UK universities took the lowest stake in their spinouts to date in 2024, according to a new report by the Royal Academy of Engineering and data platform Beauhurst.
Last year, a number of the UK’s top universities adopted government-backed guidelines designed to reduce their share in affiliated spinouts, giving founders bigger stakes in their companies and in turn encouraging more researchers to turn their academic work into commercial ventures.
In 2024, universities across the UK took an average of 16.1% in the companies they spun out, down from an average of 21.5% in 2023 and a high of 27.6% in 2017.

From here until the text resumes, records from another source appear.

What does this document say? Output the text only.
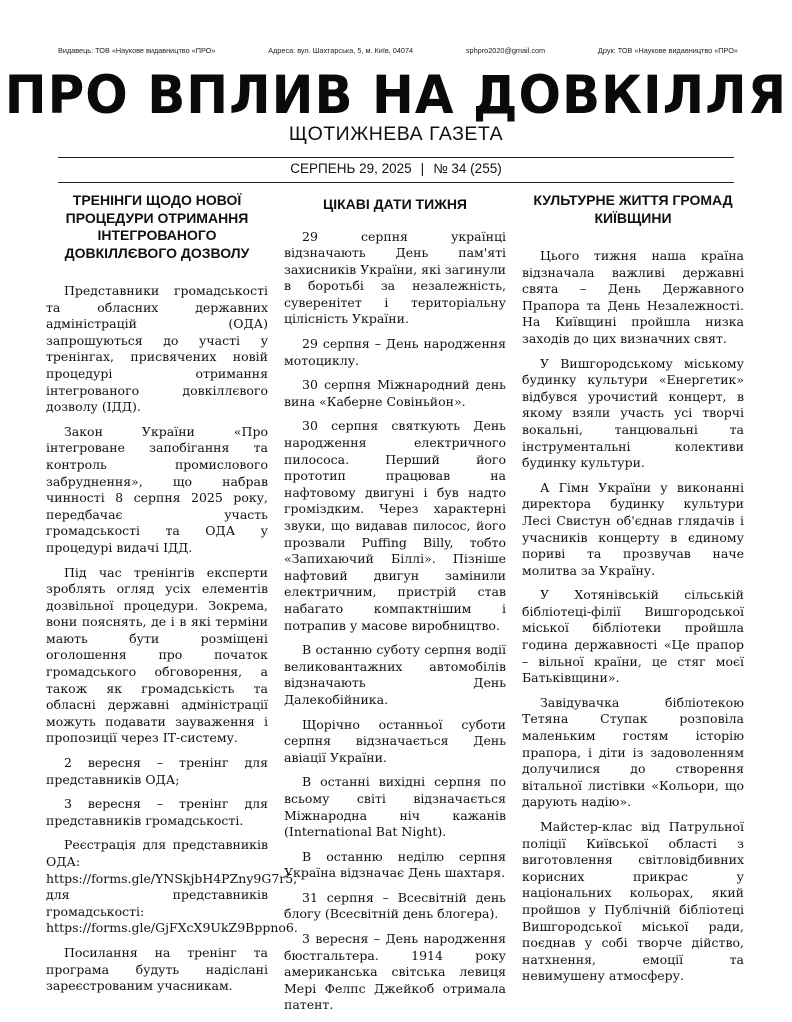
Видавець: ТОВ «Наукове видавництво «ПРО»	Адреса: вул. Шахтарська, 5, м. Київ, 04074	sphpro2020@gmail.com	Друк: ТОВ «Наукове видавництво «ПРО»
ПРО ВПЛИВ НА ДОВКІЛЛЯ
ЩОТИЖНЕВА ГАЗЕТА
СЕРПЕНЬ 29, 2025 | № 34 (255)
ТРЕНІНГИ ЩОДО НОВОЇ ПРОЦЕДУРИ ОТРИМАННЯ ІНТЕГРОВАНОГО ДОВКІЛЛЄВОГО ДОЗВОЛУ

Представники громадськості та обласних державних адміністрацій (ОДА) запрошуються до участі у тренінгах, присвячених новій процедурі отримання інтегрованого довкіллєвого дозволу (ІДД).

Закон України «Про інтегроване запобігання та контроль промислового забруднення», що набрав чинності 8 серпня 2025 року, передбачає участь громадськості та ОДА у процедурі видачі ІДД.

Під час тренінгів експерти зроблять огляд усіх елементів дозвільної процедури. Зокрема, вони пояснять, де і в які терміни мають бути розміщені оголошення про початок громадського обговорення, а також як громадськість та обласні державні адміністрації можуть подавати зауваження і пропозиції через ІТ-систему.

2 вересня – тренінг для представників ОДА;

3 вересня – тренінг для представників громадськості.

Реєстрація для представників ОДА: https://forms.gle/YNSkjbH4PZny9G7r5, для представників громадськості: https://forms.gle/GjFXcX9UkZ9Bppno6.

Посилання на тренінг та програма будуть надіслані зареєстрованим учасникам.

ЦІКАВІ ДАТИ ТИЖНЯ

29 серпня українці відзначають День пам'яті захисників України, які загинули в боротьбі за незалежність, суверенітет і територіальну цілісність України.

29 серпня – День народження мотоциклу.

30 серпня Міжнародний день вина «Каберне Совіньйон».

30 серпня святкують День народження електричного пилососа. Перший його прототип працював на нафтовому двигуні і був надто громіздким. Через характерні звуки, що видавав пилосос, його прозвали Puffing Billy, тобто «Запихаючий Біллі». Пізніше нафтовий двигун замінили електричним, пристрій став набагато компактнішим і потрапив у масове виробництво.

В останню суботу серпня водії великовантажних автомобілів відзначають День Далекобійника.

Щорічно останньої суботи серпня відзначається День авіації України.

В останні вихідні серпня по всьому світі відзначається Міжнародна ніч кажанів (International Bat Night).

В останню неділю серпня Україна відзначає День шахтаря.

31 серпня – Всесвітній день блогу (Всесвітній день блогера).

3 вересня – День народження бюстгальтера. 1914 року американська світська левиця Мері Фелпс Джейкоб отримала патент.

КУЛЬТУРНЕ ЖИТТЯ ГРОМАД КИЇВЩИНИ

Цього тижня наша країна відзначала важливі державні свята – День Державного Прапора та День Незалежності. На Київщині пройшла низка заходів до цих визначних свят.

У Вишгородському міському будинку культури «Енергетик» відбувся урочистий концерт, в якому взяли участь усі творчі вокальні, танцювальні та інструментальні колективи будинку культури.

А Гімн України у виконанні директора будинку культури Лесі Свистун об'єднав глядачів і учасників концерту в єдиному пориві та прозвучав наче молитва за Україну.

У Хотянівській сільській бібліотеці-філії Вишгородської міської бібліотеки пройшла година державності «Це прапор – вільної країни, це стяг моєї Батьківщини».

Завідувачка бібліотекою Тетяна Ступак розповіла маленьким гостям історію прапора, і діти із задоволенням долучилися до створення вітальної листівки «Кольори, що дарують надію».

Майстер-клас від Патрульної поліції Київської області з виготовлення світловідбивних корисних прикрас у національних кольорах, який пройшов у Публічній бібліотеці Вишгородської міської ради, поєднав у собі творче дійство, натхнення, емоції та невимушену атмосферу.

The changes are in line with recommendations laid out by the University Spin-out Investment Terms (USIT) Guide published by TenU, a collaboration between 10 leading tech transfer offices.
Shrinking stakes
The reduction in the average percentage stake being taken by universities is a good thing, says Dave Grimm, partner at UK venture capital firm AlbionVC, which invests heavily in spinouts, but argues it doesn’t paint the whole picture.
“It's great to see universities adopting more founder-friendly equity policies, but that's only half the battle,” Grimm says.
“If these improvements come at the cost of long negotiations that slow down spinouts, it's a Pyrrhic victory. More radical standardisation is essential to enabling founders to move fast and set their companies up for success.”
There’s also a lot of disparity between the amount taken by universities up and down the UK.
The median ownership taken by the University of Cambridge in its spinouts is 8.8%, while the median taken by University College London is 9.4%.
The median percentage taken by the University of Oxford, by contrast, is 20%, while the median for the University of Manchester is 30%. For the University of Leeds it’s 42.9%, the highest of any university tracked by the report.
By the numbers
Investors put £2.6bn into UK spinouts in 2024, up from £1.89bn in 2023 and the highest of any year except 2021, when £2.75bn was invested.
There were 359 deals done into UK spinouts last year, down on the 427 done in 2023 and the lowest count since 2018, when there were 363 deals — implying that fewer spinouts were actually raising more than in previous years.
Grant funding from Innovate UK, Britain’s innovation agency, was also down in 2024 — £83.3m was handed out in grants last year, compared to £150m in 2023. The number of grants given out was also down, from 382 in 2023 to 243 in 2024.
Women remain underrepresented at UK spinouts. Only 7.38% of active spinouts in the UK have all-female founding teams, compared to 12.3% across high-growth companies in the UK. All-male founding teams are behind 75.5% of active spinouts in the UK.